2014年8月11日月曜日

ソニーの主力スマホ事業、なぜ不調に?新興国戦略が裏目、中国勢の急台頭という誤算

 ソニーの4~6月期連結決算は、ゲーム機や映画の好調と不動産の売却効果もあり、純利益が前年同期比8.6倍の268億円、売上高は5.8%増の1兆8099億円と大幅な増益を記録した。そのソニーが、スマートフォン(スマホ)の14年度販売目標台数を5000万台から4300万台に引き下げると発表したことが、大きな驚きをもたらしている。ソニーのスマホ販売が不調となった要因は、どこにあるのだろうか。●大幅増益も主力スマホが赤字に

 7月31日の同決算発表でソニーは、コンシューマーゲーム機「PS4」の販売や、映画事業が好調であったこと、さらに不動産の売却益などによって、286億円の増益を記録したと発表。不動産売却が業績の牽引要因になったとはいえ、前年同期比で大幅な増益を記録したのは、同社にとって大きなプラス材料であるはずだ。

 にもかかわらず、ソニーは15年3月期の赤字業績予想を据え置くなど、依然として厳しい状況にあることをうかがわせている。その大きな要因は、同社が重点事業として力を入れているスマホの販売不振にある。
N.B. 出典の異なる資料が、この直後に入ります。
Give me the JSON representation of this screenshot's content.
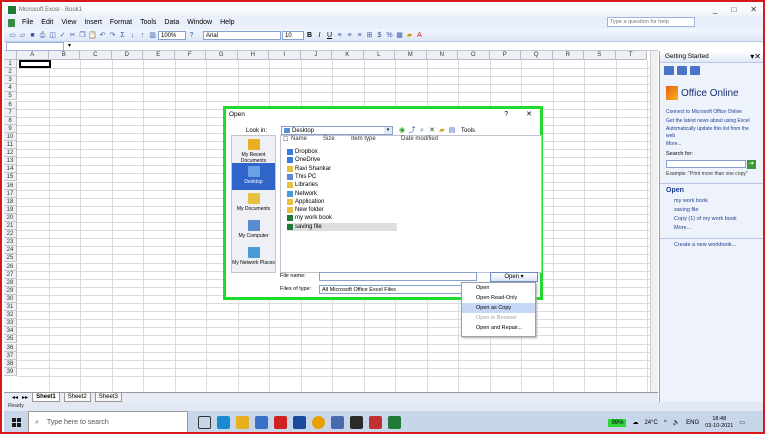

「Xperia」ブランドで知られる、子会社ソニーモバイルコミュニケーションズが手掛けるスマホ事業は、今年4月に14年度の販売目標を5000万台に設定していた。だが今期は、そのスマホの販売不振でモバイル事業が27億円の赤字に転落。販売目標も4300万台と大幅に下方修正するなど、苦戦している様子をうかがわせる。

 昨年のスマホ売り上げ台数が3910万台であったことを考えると、4300万台に下げたといっても、販売が伸びるとの予測に違いはない。だが当初目標より700万台も下方修正するというのは、大きなインパクトがある出来事だ。しかしなぜソニーは、スマホの出荷台数を大きく読み違えてしまったのだろうか。

●新興国に向けた拡販戦略が裏目に

 下方修正の大きな要因は、ラインアップを急速に拡大させたことにあるようだ。Xperiaシリーズは従来ハイエンドモデルが主体であり、日本や欧州といった先進国を中心に人気を獲得していた。一方で、ミドルクラスのモデルが主体となる中国などの新興国や、Xperiaのブランド力が弱い米国などでは、販売を伸ばせずにいた。

 そこでソニーは、Xperiaの販売拡大をするべく、ミドルクラスのモデルを主体にラインアップを拡大。新興国向けの市場開拓に力を入れることで、販売を急速に拡大させる計画であった。